By Chelsey McNiel - Philanthropy Program Coordinator
This project has addressed the goal/objective of empowering families with the tools and skills needed to develop economically-viable and ecologically-sound agricultural enterprises: Since project implementation, Heifer China has assisted 434 families in the target villages of Weichang County. From this, 211 original families have received beef cattle and another 34 families received cattle through POG. The remaining families have been assisted through technical training and SHG formation. Project families better understand the connection between hygiene and human health, and are passing on this knowledge within their communities. Education and public services have improved as villagers attend Heifer trainings. During this reporting period, eight trainings on cultivation and planting technology were provided for 687 participants. The topics included fodder nutrition, organic fertilizer and herb planting. Villagers have also applied training on common cattle diseases to improve animal welfare.
Oct 2, 2013
Zambia - Project Update Oct 2013
By Djondo Sikalangwe - Project Training Coordinator
Gift of Goats Help Woman Become Self-Reliant
Project Participant Lontiya was forced to rely on her husband’s support throughout their 24 years of marriage. She is unable to have children, and being childless in their community made her an outcast and topic of gossip. Cultural tradition allowed Lontiya’s husband, Sikasunda, to marry a second wife and now at 61 years old, he has three children. Lontiya became angry and bitter toward her husband and said she detested crossing paths with her rival. “I felt so isolated and lonely even when I was in a group of friends,” Lontiya said. “I thought my husband would accept my [bareness] but he spends most of his time with his younger wife.” Through Heifer International’s training on the 12 Cornerstones for Just and Sustainable Development, Lontiya learned to accept her reality and respond with actions of peace and reconciliation. In 2011, she also received seven goats that provide nutritious milk and manure for organic fertilizer. “The goats provide company, especially when I am alone,” Lontiya said. “They entertain me and are sometimes naughty because they are curious animals. They want to chew on everything around them.” After Passing on the Gift® (POG), Lontiya was able to sell two goats and buy agricultural inputs. When her home’s roof collapsed last year she bought iron sheets to replace the thatch roofing. Now, she finds satisfaction knowing she is a dependable wife and can share the benefits she earns with her husband. “This has brought profound joy in my life,” Lontiya said.

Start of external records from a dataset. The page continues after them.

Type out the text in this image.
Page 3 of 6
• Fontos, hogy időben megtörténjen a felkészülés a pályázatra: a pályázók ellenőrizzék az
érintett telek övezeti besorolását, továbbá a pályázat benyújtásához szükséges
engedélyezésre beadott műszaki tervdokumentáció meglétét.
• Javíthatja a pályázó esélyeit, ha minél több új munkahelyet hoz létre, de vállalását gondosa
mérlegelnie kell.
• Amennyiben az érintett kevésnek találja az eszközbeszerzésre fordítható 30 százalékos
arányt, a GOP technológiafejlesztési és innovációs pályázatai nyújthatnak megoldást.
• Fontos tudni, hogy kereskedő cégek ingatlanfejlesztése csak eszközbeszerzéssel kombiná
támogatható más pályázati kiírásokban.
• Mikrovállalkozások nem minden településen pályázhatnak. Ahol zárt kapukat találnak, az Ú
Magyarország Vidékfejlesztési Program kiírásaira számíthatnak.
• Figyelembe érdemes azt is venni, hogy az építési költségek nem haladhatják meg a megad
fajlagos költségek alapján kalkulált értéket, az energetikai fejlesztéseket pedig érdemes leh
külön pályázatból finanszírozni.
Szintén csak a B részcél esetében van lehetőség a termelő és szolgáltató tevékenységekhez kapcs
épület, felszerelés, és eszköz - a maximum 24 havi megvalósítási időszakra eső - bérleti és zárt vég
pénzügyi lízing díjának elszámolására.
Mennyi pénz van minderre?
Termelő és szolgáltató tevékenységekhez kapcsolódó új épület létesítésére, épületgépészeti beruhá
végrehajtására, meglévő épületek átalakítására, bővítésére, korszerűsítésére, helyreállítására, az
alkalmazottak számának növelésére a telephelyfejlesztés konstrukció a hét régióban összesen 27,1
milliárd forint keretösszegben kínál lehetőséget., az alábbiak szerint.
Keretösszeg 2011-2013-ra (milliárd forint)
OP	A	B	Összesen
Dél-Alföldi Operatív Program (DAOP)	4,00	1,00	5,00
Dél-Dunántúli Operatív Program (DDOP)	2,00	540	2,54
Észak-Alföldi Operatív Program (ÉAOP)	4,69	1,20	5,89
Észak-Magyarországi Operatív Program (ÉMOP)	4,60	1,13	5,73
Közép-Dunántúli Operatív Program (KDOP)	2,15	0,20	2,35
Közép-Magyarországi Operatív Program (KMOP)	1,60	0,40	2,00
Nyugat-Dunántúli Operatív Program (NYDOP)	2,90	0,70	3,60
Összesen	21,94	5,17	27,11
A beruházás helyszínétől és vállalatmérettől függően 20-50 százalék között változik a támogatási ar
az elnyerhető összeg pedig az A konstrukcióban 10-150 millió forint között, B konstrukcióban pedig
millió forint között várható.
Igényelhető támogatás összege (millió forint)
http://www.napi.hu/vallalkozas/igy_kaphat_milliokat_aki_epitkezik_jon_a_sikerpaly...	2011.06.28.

Last year, she hosted a visiting U.S. team that came to learn more the project’s sucess. “My home is often visited by people from other countries—something I never imagined. I am always delighted to host and I hope they will come again,” Lontiya said. Lontiya said she is grateful for Heifer International’s support and is thankful it continues to enrich the lives of communities worldwide.
Sep 26, 2013
India - Project Update - Oct 2013
By Anjani Kumar Harsh - Field Assistant, Heifer India
During this reporting period, project participants have formed 30 original participant Self-help groups (SHGs), 30 first generation Pass on the Gift (POG) groups and 30 second generation POG groups. Original participants work together to form new POG groups and continue practicing POG despite members’ differences and background. Families in surrounding villages are willing to join Heifer SHGs because they see members’ positive behavioral changes due to Cornerstones training. Wheat farmers produced a larger harvest using the System of Wheat Intensification (SWI) method over their traditional methods. SWI training helped farmers learn modern wheat cultivation technology. One farmer’s 2.5 acres of land yielded about 1,400 to 1,600 pounds of wheat per acre. This project also collaborates with Sir Dorabji Tata Trust (SDTT) agriculture. Male members of 26 kisan clubs consist of 500 families and wives of farmers in SHG Groups. Their farm land is mostly sandy loam (soil consisting of sand, silt and clay). Specific agricultural packages are being developed to help farmers produce better harvests. Keshore cultivation has proven to be an income generating crop. Arjun Mahato of Belha village earned about 200,000 Indian Rupees (about $3,200) from one acre of the Keshore crop. Vegetable seeds are also given to all SHG members of original placement families. Vegetable cultivation has increased incomes about 2,500 Indian Rupees (about $40) per month, and nutrition levels of project families. Support for the Demonstration of Vegetable and Paddy is also given to the program participants. By System of Rice Intensification method 55 farmers planned to cultivate in 5 acre land.